As well as keeping diaries and letters from his time in Japan, throughout his life Griffis collected publications, manuscripts, photographs, and ephemera related to Japan and East Asia. Indeed, Griffis’ most enduring legacy is his archival collection of over 250 boxes, which was donated to Rutgers after his death on February 5, 1928. Reputedly his wife Sara Griffis filled half a box car of a train with Griffis’ collection for the slow journey from his home in upstate New York to New Brunswick. Arrangement and description of the Griffis Collection began as early as the 1930s with a grant from the American Council for Learned Societies. After a hiatus during the Second World War, cataloging resumed with the collection’s rediscovery in the 1960s and continued under a succession of curators into the 2000s. A finding aid in paper format was created in 2008, which numbered 288 pages. In the following years, a 69-page inventory of photographs, a 37-page list of oversize materials, and several other sections were completed.

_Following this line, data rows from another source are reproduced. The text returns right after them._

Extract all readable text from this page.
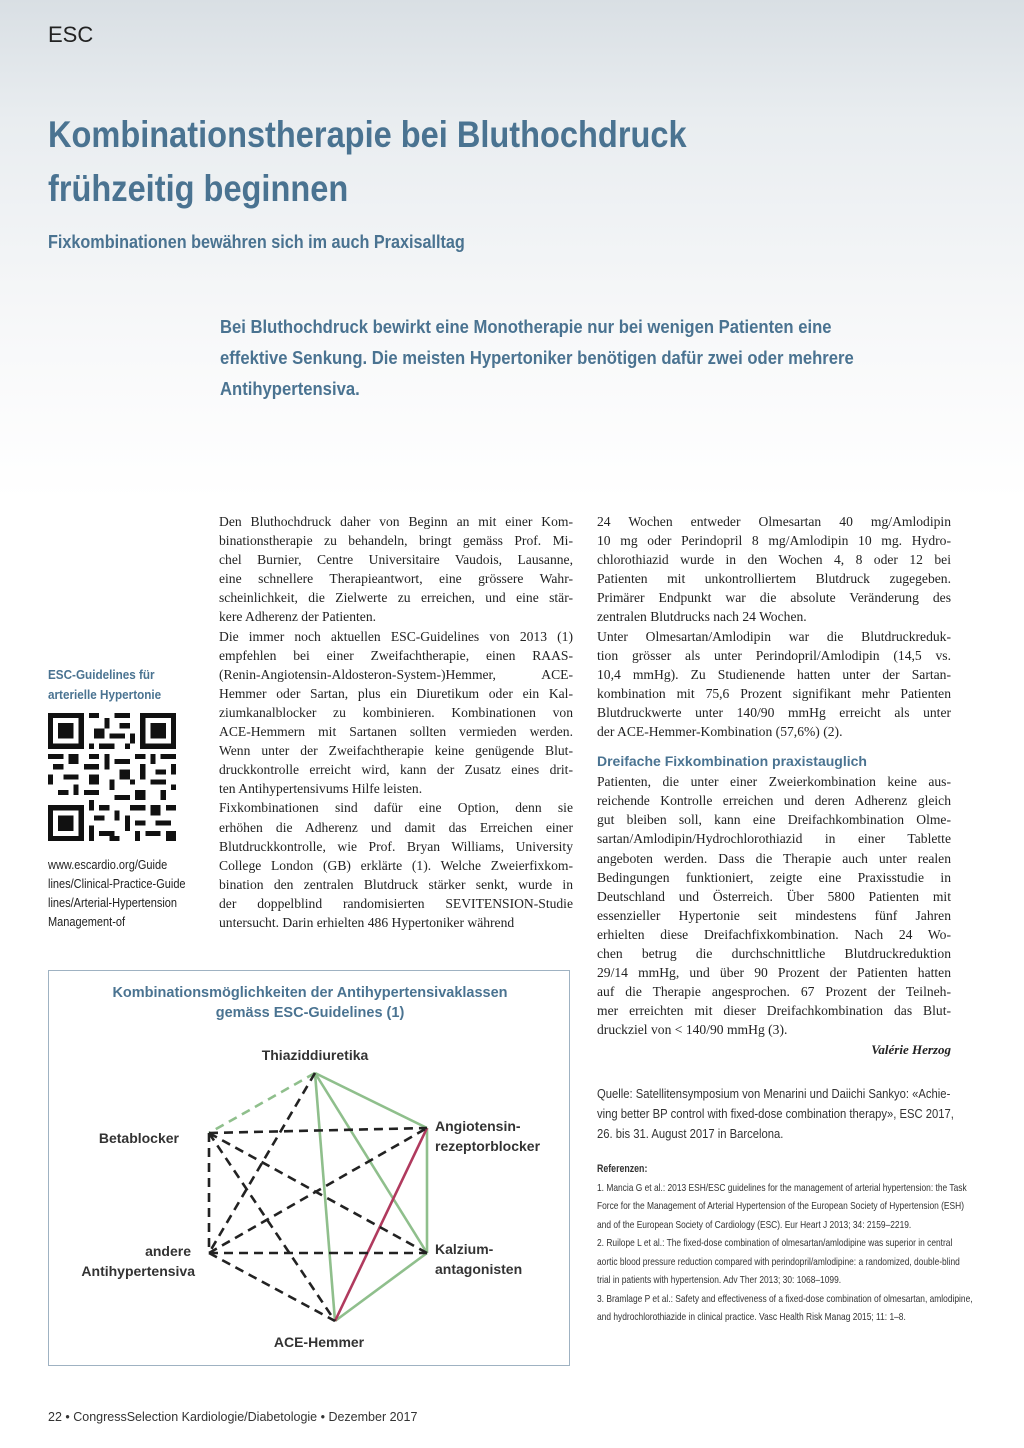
ESC
Kombinationstherapie bei Bluthochdruck
frühzeitig beginnen
Fixkombinationen bewähren sich im auch Praxisalltag

Bei Bluthochdruck bewirkt eine Monotherapie nur bei wenigen Patienten eine
effektive Senkung. Die meisten Hypertoniker benötigen dafür zwei oder mehrere
Antihypertensiva.

ESC-Guidelines für
arterielle Hypertonie
www.escardio.org/Guide
lines/Clinical-Practice-Guide
lines/Arterial-Hypertension
Management-of
Den Bluthochdruck daher von Beginn an mit einer Kom-
binationstherapie zu behandeln, bringt gemäss Prof. Mi-
chel Burnier, Centre Universitaire Vaudois, Lausanne,
eine schnellere Therapieantwort, eine grössere Wahr-
scheinlichkeit, die Zielwerte zu erreichen, und eine stär-
kere Adherenz der Patienten.
Die immer noch aktuellen ESC-Guidelines von 2013 (1)
empfehlen bei einer Zweifachtherapie, einen RAAS-
(Renin-Angiotensin-Aldosteron-System-)Hemmer, ACE-
Hemmer oder Sartan, plus ein Diuretikum oder ein Kal-
ziumkanalblocker zu kombinieren. Kombinationen von
ACE-Hemmern mit Sartanen sollten vermieden werden.
Wenn unter der Zweifachtherapie keine genügende Blut-
druckkontrolle erreicht wird, kann der Zusatz eines drit-
ten Antihypertensivums Hilfe leisten.
Fixkombinationen sind dafür eine Option, denn sie
erhöhen die Adherenz und damit das Erreichen einer
Blutdruckkontrolle, wie Prof. Bryan Williams, University
College London (GB) erklärte (1). Welche Zweierfixkom-
bination den zentralen Blutdruck stärker senkt, wurde in
der doppelblind randomisierten SEVITENSION-Studie
untersucht. Darin erhielten 486 Hypertoniker während
24 Wochen entweder Olmesartan 40 mg/Amlodipin
10 mg oder Perindopril 8 mg/Amlodipin 10 mg. Hydro-
chlorothiazid wurde in den Wochen 4, 8 oder 12 bei
Patienten mit unkontrolliertem Blutdruck zugegeben.
Primärer Endpunkt war die absolute Veränderung des
zentralen Blutdrucks nach 24 Wochen.
Unter Olmesartan/Amlodipin war die Blutdruckreduk-
tion grösser als unter Perindopril/Amlodipin (14,5 vs.
10,4 mmHg). Zu Studienende hatten unter der Sartan-
kombination mit 75,6 Prozent signifikant mehr Patienten
Blutdruckwerte unter 140/90 mmHg erreicht als unter
der ACE-Hemmer-Kombination (57,6%) (2).
Dreifache Fixkombination praxistauglich
Patienten, die unter einer Zweierkombination keine aus-
reichende Kontrolle erreichen und deren Adherenz gleich
gut bleiben soll, kann eine Dreifachkombination Olme-
sartan/Amlodipin/Hydrochlorothiazid in einer Tablette
angeboten werden. Dass die Therapie auch unter realen
Bedingungen funktioniert, zeigte eine Praxisstudie in
Deutschland und Österreich. Über 5800 Patienten mit
essenzieller Hypertonie seit mindestens fünf Jahren
erhielten diese Dreifachfixkombination. Nach 24 Wo-
chen betrug die durchschnittliche Blutdruckreduktion
29/14 mmHg, und über 90 Prozent der Patienten hatten
auf die Therapie angesprochen. 67 Prozent der Teilneh-
mer erreichten mit dieser Dreifachkombination das Blut-
druckziel von < 140/90 mmHg (3).
Valérie Herzog
Kombinationsmöglichkeiten der Antihypertensivaklassen
gemäss ESC-Guidelines (1)
Thiaziddiuretika
Betablocker
Angiotensin-
rezeptorblocker
andere
Antihypertensiva
Kalzium-
antagonisten
ACE-Hemmer
Quelle: Satellitensymposium von Menarini und Daiichi Sankyo: «Achie-
ving better BP control with fixed-dose combination therapy», ESC 2017,
26. bis 31. August 2017 in Barcelona.
Referenzen:
1. Mancia G et al.: 2013 ESH/ESC guidelines for the management of arterial hypertension: the Task
Force for the Management of Arterial Hypertension of the European Society of Hypertension (ESH)
and of the European Society of Cardiology (ESC). Eur Heart J 2013; 34: 2159–2219.
2. Ruilope L et al.: The fixed-dose combination of olmesartan/amlodipine was superior in central
aortic blood pressure reduction compared with perindopril/amlodipine: a randomized, double-blind
trial in patients with hypertension. Adv Ther 2013; 30: 1068–1099.
3. Bramlage P et al.: Safety and effectiveness of a fixed-dose combination of olmesartan, amlodipine,
and hydrochlorothiazide in clinical practice. Vasc Health Risk Manag 2015; 11: 1–8.
22 • CongressSelection Kardiologie/Diabetologie • Dezember 2017
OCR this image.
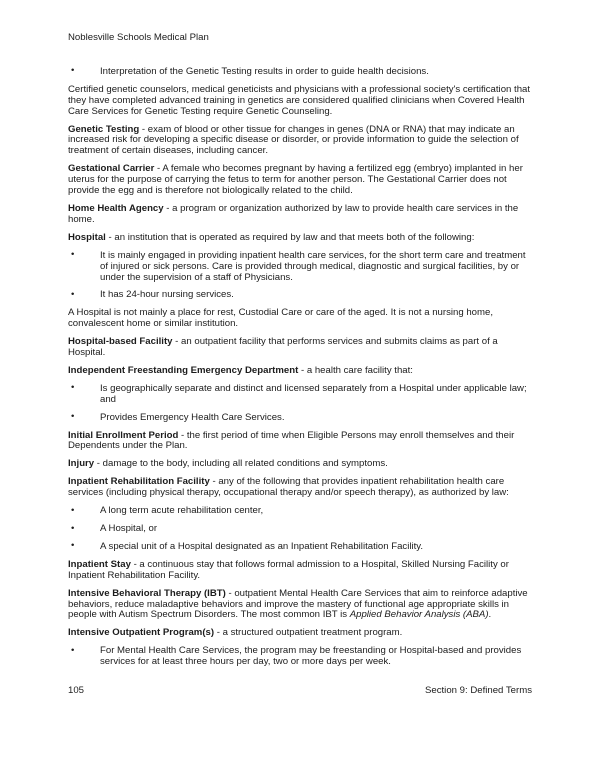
Noblesville Schools Medical Plan
•	Interpretation of the Genetic Testing results in order to guide health decisions.
Certified genetic counselors, medical geneticists and physicians with a professional society's certification that they have completed advanced training in genetics are considered qualified clinicians when Covered Health Care Services for Genetic Testing require Genetic Counseling.
Genetic Testing - exam of blood or other tissue for changes in genes (DNA or RNA) that may indicate an increased risk for developing a specific disease or disorder, or provide information to guide the selection of treatment of certain diseases, including cancer.
Gestational Carrier - A female who becomes pregnant by having a fertilized egg (embryo) implanted in her uterus for the purpose of carrying the fetus to term for another person. The Gestational Carrier does not provide the egg and is therefore not biologically related to the child.
Home Health Agency - a program or organization authorized by law to provide health care services in the home.
Hospital - an institution that is operated as required by law and that meets both of the following:
•	It is mainly engaged in providing inpatient health care services, for the short term care and treatment of injured or sick persons. Care is provided through medical, diagnostic and surgical facilities, by or under the supervision of a staff of Physicians.
•	It has 24-hour nursing services.
A Hospital is not mainly a place for rest, Custodial Care or care of the aged. It is not a nursing home, convalescent home or similar institution.
Hospital-based Facility - an outpatient facility that performs services and submits claims as part of a Hospital.
Independent Freestanding Emergency Department - a health care facility that:
•	Is geographically separate and distinct and licensed separately from a Hospital under applicable law; and
•	Provides Emergency Health Care Services.
Initial Enrollment Period - the first period of time when Eligible Persons may enroll themselves and their Dependents under the Plan.
Injury - damage to the body, including all related conditions and symptoms.
Inpatient Rehabilitation Facility - any of the following that provides inpatient rehabilitation health care services (including physical therapy, occupational therapy and/or speech therapy), as authorized by law:
•	A long term acute rehabilitation center,
•	A Hospital, or
•	A special unit of a Hospital designated as an Inpatient Rehabilitation Facility.
Inpatient Stay - a continuous stay that follows formal admission to a Hospital, Skilled Nursing Facility or Inpatient Rehabilitation Facility.
Intensive Behavioral Therapy (IBT) - outpatient Mental Health Care Services that aim to reinforce adaptive behaviors, reduce maladaptive behaviors and improve the mastery of functional age appropriate skills in people with Autism Spectrum Disorders. The most common IBT is Applied Behavior Analysis (ABA).
Intensive Outpatient Program(s) - a structured outpatient treatment program.
•	For Mental Health Care Services, the program may be freestanding or Hospital-based and provides services for at least three hours per day, two or more days per week.
105	Section 9: Defined Terms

While SC/UA faculty and staff have labored to mark up finding aids using Encoded Archival Description and make them discoverable on the Web, no one had the time or fortitude to attempt the Griffis finding aid. Only during the pandemic, with the uninterrupted time allowed by remote work did Processing Archivist Tara Maharjan take on the challenge of encoding this behemoth. Working closely with Griffis Curator Fernanda Perrone, Tara began work in October 2020 and finished in March 2021. Today the finding aid can be found on the SC/UA website at http://www2.scc.rutgers.edu/ead/manuscripts/griffisf.html, where it is keyword searchable and discoverable by Google. Parts of the collection have also been microfilmed and digitized by Adam Matthew Digital and can be viewed through the Area Studies Japan database. Photographs of early Japanese students at Rutgers can be viewed in RUCore: for example, this portrait. The rare and unique Korean photographs from the collection have been digitized and will ultimately become available for research. Some can be viewed at SC/UA Primary Source Highlights

Congratulations and sincere thanks are owed to Tara Maharjan for this amazing accomplishment, which will bring the collection to a wide audience of students, scholars, and interested individuals, stretching from New Brunswick to Japan and beyond.